Parceling off America’s public lands for oil and gas drilling, mining and logging has been another hallmark of the Trump era, with more being sold to industry than ever before.
The administration is now racing the clock to finish its destructive agenda before the end of Trump’s sole term. In all, 23 proposed rules have been submitted since Election Day.
The latest news is that the coastal plain of the Arctic National Wildlife Refuge is now open for oil and gas drilling leases.
It’s an area the size of Delaware, sandwiched between the Brooks mountains, the highest range within the Arctic Circle and the Beaufort Sea. Some 200,000 caribou make the world’s longest land migration to give birth to their young there every summer.
The indigenous Gwich’in people, whose views have been consistently ignored by the Trump administration, have cited concerns on the impacts to the porcupine caribou herd on which they have relied for subsistence.
The refuge, dubbed “America’s Serengeti”, is also home to populations of endangered polar bears along with gray wolves and musk oxen, and attracts migratory birds from around the world.
To drill for oil and gas here, in the heart of the wildest place left in America, would mean a massive build-out of infrastructure: permanent roads, gravel mines, worker housing complexes, and the draining of freshwater resources, says Adam Kolton, executive director of the Alaska Wilderness League.
The refuge represented a “stark choice in terms of which direction we go for our energy future,” he told The Independent.
“Do we want to spoil these wild landscapes in our last grasp at an oil economy, or do we make a pivot?” he added.
The region is a poster child for the climate crisis. September saw Arctic sea ice shrink to its second-lowest extent since satellite records began and temperatures in 2020 have been 14-18F (8-10C) warmer than average, NASA reported.
Launching major oil and gas development in the region feels like shuffling-deckchairs-on-the-Titanic levels of hubris.
Even the banking sector, with its continued propping up of the fossil fuel industry, is largely sitting this one out.
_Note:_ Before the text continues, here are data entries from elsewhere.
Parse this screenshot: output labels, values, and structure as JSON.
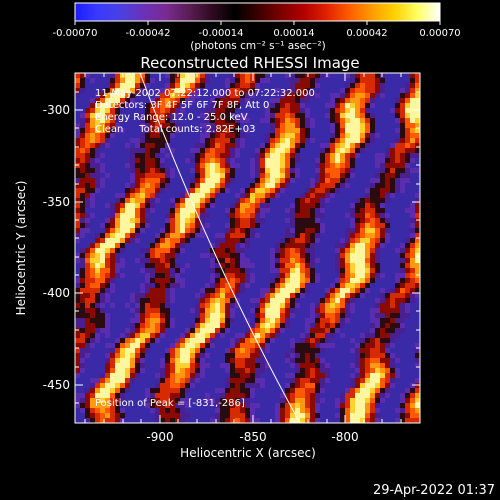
{
  "colorbar": {
    "ticks": [
      "-0.00070",
      "-0.00042",
      "-0.00014",
      "0.00014",
      "0.00042",
      "0.00070"
    ],
    "unit_label": "(photons cm⁻² s⁻¹ asec⁻²)",
    "stops": [
      "#1c1cff",
      "#3a3aff",
      "#4a40e0",
      "#6a32b8",
      "#7a2a90",
      "#5a1d55",
      "#300a20",
      "#000000",
      "#3a0000",
      "#7a0000",
      "#b00000",
      "#e02000",
      "#ff5a00",
      "#ff9a00",
      "#ffd000",
      "#ffff60",
      "#ffffff"
    ]
  },
  "title": "Reconstructed RHESSI Image",
  "info": {
    "line1": "11-May-2002 07:22:12.000 to 07:22:32.000",
    "line2": "Detectors: 3F 4F 5F 6F 7F 8F, Att 0",
    "line3": "Energy Range: 12.0 - 25.0 keV",
    "line4": "Clean     Total counts: 2.82E+03",
    "peak": "Position of Peak = [-831,-286]"
  },
  "axes": {
    "x_label": "Heliocentric X (arcsec)",
    "y_label": "Heliocentric Y (arcsec)",
    "x_ticks": [
      "-900",
      "-850",
      "-800"
    ],
    "y_ticks": [
      "-300",
      "-350",
      "-400",
      "-450"
    ]
  },
  "timestamp": "29-Apr-2022 01:37",
  "colors": {
    "background": "#000000",
    "foreground": "#ffffff",
    "limb_line": "#ffffff"
  }
}
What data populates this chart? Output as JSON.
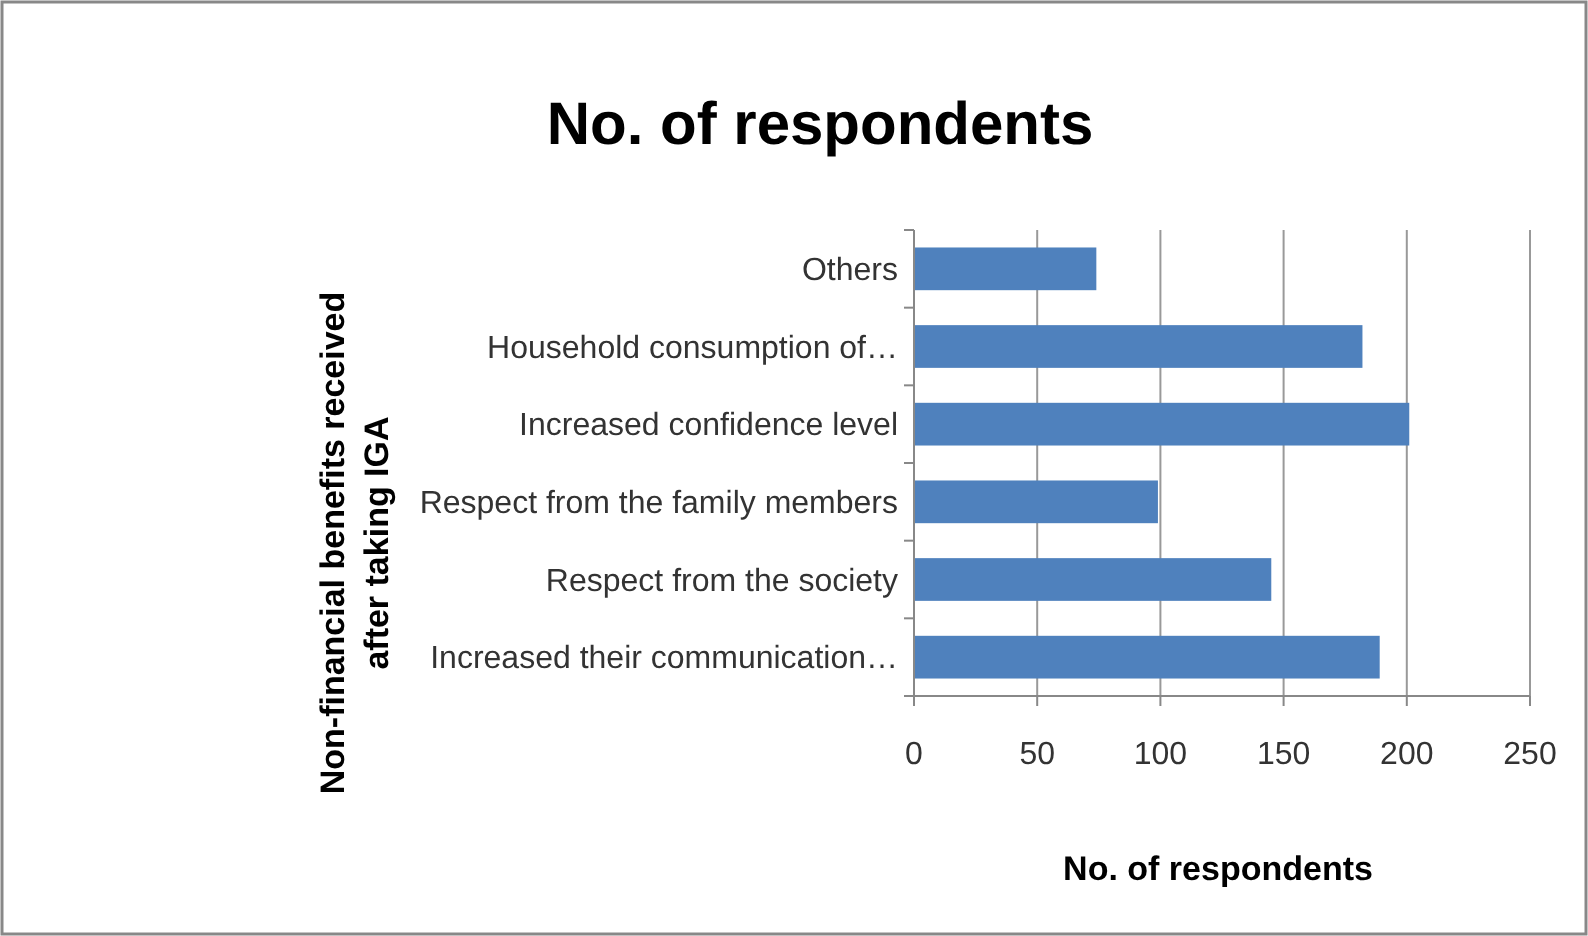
{
  "chart_data": {
    "type": "bar",
    "orientation": "horizontal",
    "title": "No. of respondents",
    "xlabel": "No. of respondents",
    "ylabel": "Non-financial benefits received\nafter taking IGA",
    "categories": [
      "Others",
      "Household consumption of…",
      "Increased confidence level",
      "Respect from the family members",
      "Respect from the society",
      "Increased their communication…"
    ],
    "values": [
      74,
      182,
      201,
      99,
      145,
      189
    ],
    "color": "#4f81bd",
    "xlim": [
      0,
      250
    ],
    "xticks": [
      0,
      50,
      100,
      150,
      200,
      250
    ],
    "grid": "x"
  }
}
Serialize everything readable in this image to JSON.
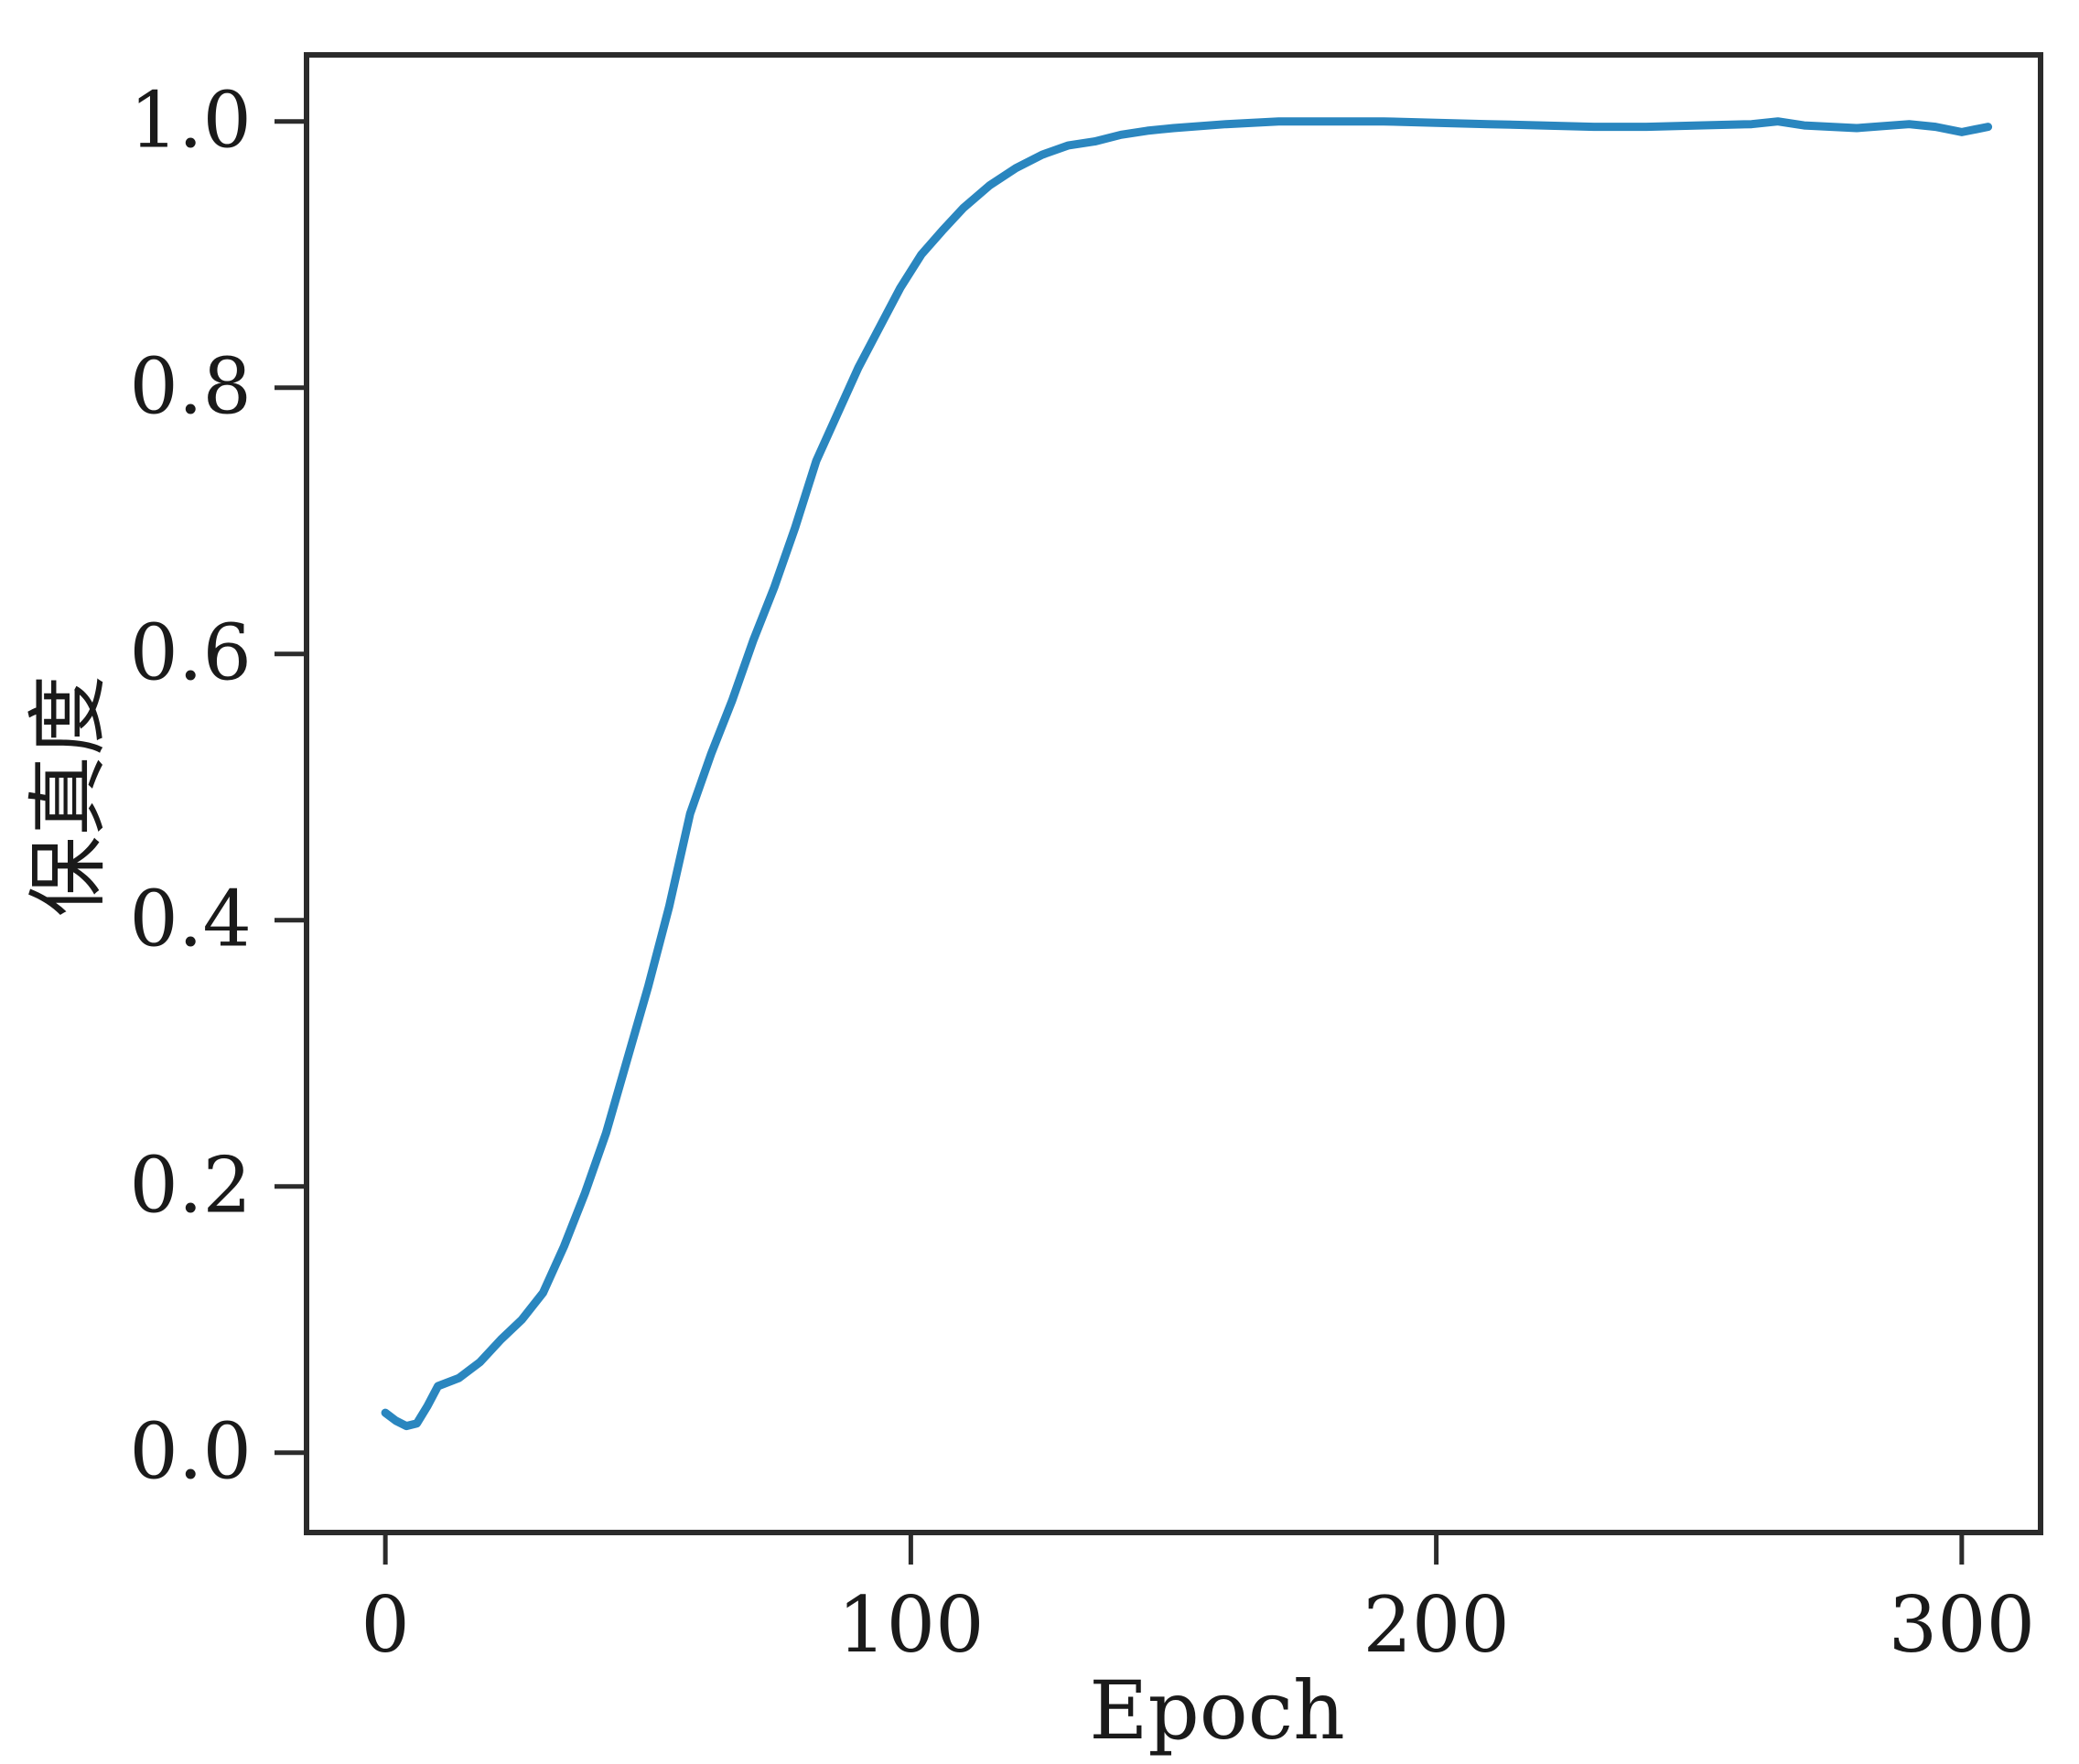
{
  "chart_data": {
    "type": "line",
    "title": "",
    "xlabel": "Epoch",
    "ylabel": "保真度",
    "xlim": [
      -15,
      315
    ],
    "ylim": [
      -0.06,
      1.05
    ],
    "xticks": [
      0,
      100,
      200,
      300
    ],
    "xtick_labels": [
      "0",
      "100",
      "200",
      "300"
    ],
    "yticks": [
      0.0,
      0.2,
      0.4,
      0.6,
      0.8,
      1.0
    ],
    "ytick_labels": [
      "0.0",
      "0.2",
      "0.4",
      "0.6",
      "0.8",
      "1.0"
    ],
    "grid": false,
    "legend": "none",
    "line_color": "#2a86bf",
    "series": [
      {
        "x": [
          0,
          2,
          4,
          6,
          8,
          10,
          14,
          18,
          22,
          26,
          30,
          34,
          38,
          42,
          46,
          50,
          54,
          58,
          62,
          66,
          70,
          74,
          78,
          82,
          86,
          90,
          94,
          98,
          102,
          106,
          110,
          115,
          120,
          125,
          130,
          135,
          140,
          145,
          150,
          160,
          170,
          180,
          190,
          200,
          210,
          220,
          230,
          240,
          250,
          260,
          265,
          270,
          280,
          290,
          295,
          300,
          305
        ],
        "y": [
          0.03,
          0.024,
          0.02,
          0.022,
          0.035,
          0.05,
          0.056,
          0.068,
          0.085,
          0.1,
          0.12,
          0.155,
          0.195,
          0.24,
          0.295,
          0.35,
          0.41,
          0.48,
          0.525,
          0.565,
          0.61,
          0.65,
          0.695,
          0.745,
          0.78,
          0.815,
          0.845,
          0.875,
          0.9,
          0.918,
          0.935,
          0.952,
          0.965,
          0.975,
          0.982,
          0.985,
          0.99,
          0.993,
          0.995,
          0.998,
          1.0,
          1.0,
          1.0,
          0.999,
          0.998,
          0.997,
          0.996,
          0.996,
          0.997,
          0.998,
          1.0,
          0.997,
          0.995,
          0.998,
          0.996,
          0.992,
          0.996
        ]
      }
    ]
  }
}
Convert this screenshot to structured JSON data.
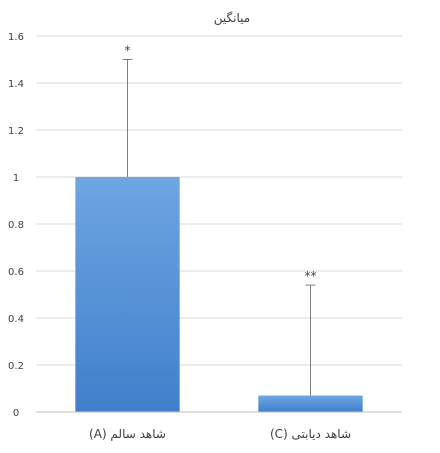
{
  "chart_data": {
    "type": "bar",
    "title": "میانگین",
    "xlabel": "",
    "ylabel": "",
    "ylim": [
      0,
      1.6
    ],
    "grid": true,
    "legend": "none",
    "y_ticks": [
      {
        "value": 0,
        "label": "0"
      },
      {
        "value": 0.2,
        "label": "0.2"
      },
      {
        "value": 0.4,
        "label": "0.4"
      },
      {
        "value": 0.6,
        "label": "0.6"
      },
      {
        "value": 0.8,
        "label": "0.8"
      },
      {
        "value": 1.0,
        "label": "1"
      },
      {
        "value": 1.2,
        "label": "1.2"
      },
      {
        "value": 1.4,
        "label": "1.4"
      },
      {
        "value": 1.6,
        "label": "1.6"
      }
    ],
    "categories": [
      "شاهد سالم (A)",
      "شاهد دیابتی (C)"
    ],
    "values": [
      1.0,
      0.07
    ],
    "error_upper": [
      1.5,
      0.54
    ],
    "annotations": [
      "*",
      "**"
    ],
    "colors": {
      "bar": "#4a8bd6",
      "bar_top": "#6fa6e2",
      "grid": "#d9d9d9",
      "text": "#404040",
      "error": "#7f7f7f"
    }
  }
}
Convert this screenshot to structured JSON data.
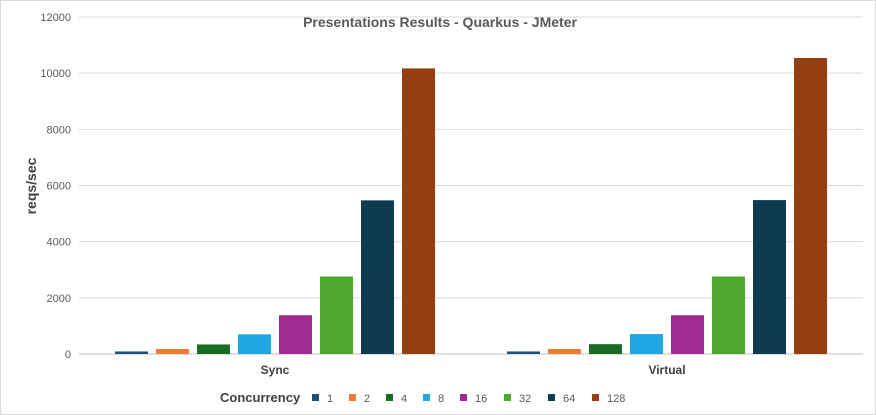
{
  "chart_data": {
    "type": "bar",
    "title": "Presentations Results - Quarkus - JMeter",
    "xlabel": "",
    "ylabel": "reqs/sec",
    "legend_title": "Concurrency",
    "legend_position": "bottom",
    "grid": true,
    "ylim": [
      0,
      12000
    ],
    "y_ticks": [
      0,
      2000,
      4000,
      6000,
      8000,
      10000,
      12000
    ],
    "categories": [
      "Sync",
      "Virtual"
    ],
    "series": [
      {
        "name": "1",
        "color": "#1F4E79",
        "values": [
          90,
          90
        ]
      },
      {
        "name": "2",
        "color": "#ED7D31",
        "values": [
          180,
          180
        ]
      },
      {
        "name": "4",
        "color": "#196B24",
        "values": [
          340,
          350
        ]
      },
      {
        "name": "8",
        "color": "#1EA7E1",
        "values": [
          700,
          710
        ]
      },
      {
        "name": "16",
        "color": "#A02B93",
        "values": [
          1380,
          1380
        ]
      },
      {
        "name": "32",
        "color": "#4EA72E",
        "values": [
          2760,
          2760
        ]
      },
      {
        "name": "64",
        "color": "#0E3A52",
        "values": [
          5470,
          5480
        ]
      },
      {
        "name": "128",
        "color": "#933F12",
        "values": [
          10170,
          10540
        ]
      }
    ]
  }
}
TD Bank, Barclays, Goldman Sachs, Wells Fargo, Morgan Stanley, and JP Morgan Chase are among the financial institutions who have said they will not finance oil and gas activities in the Arctic region.
President-elect Biden is firmly opposed to drilling in the ANWR, and has promised to ban new oil and gas permits on public lands.
While there are political levers — the new president could pull to reverse 11th-hour lease sales (not to mention the four separate lawsuits challenging drilling in the refuge) — Kolton warned against “taking anything for granted”. If the Trump administration manages to formally issue leases to buyers, it could complicate matters. Trump officials are looking into how to speed up processing bids that usually take two months of vetting.
Jamming through last-minute regulations could also slow the Biden team’s plans to ramp up climate and environmental policy right away.
If Republicans retain control of the Senate following the two Georgia run-off elections in January, it is unlikely they would use the Congressional Review Act — which can repeal regulations by the exiting administration — to find in Biden’s favour.
And the fire sale of America’s public lands looks likely to continue to the dwindling days of the Trump term.
A potential oil and gas lease sale close to Colorado’s Chimney Rock National Monument, scheduled this month, has drawn public accusations that the Bureau of Land Management is rushing the process.
And less than a week before Inauguration Day, the bureau is auctioning off prized parcels for oil and gas leasing in New Mexico, where environmental groups have raised concerns over the regions high levels of air pollution.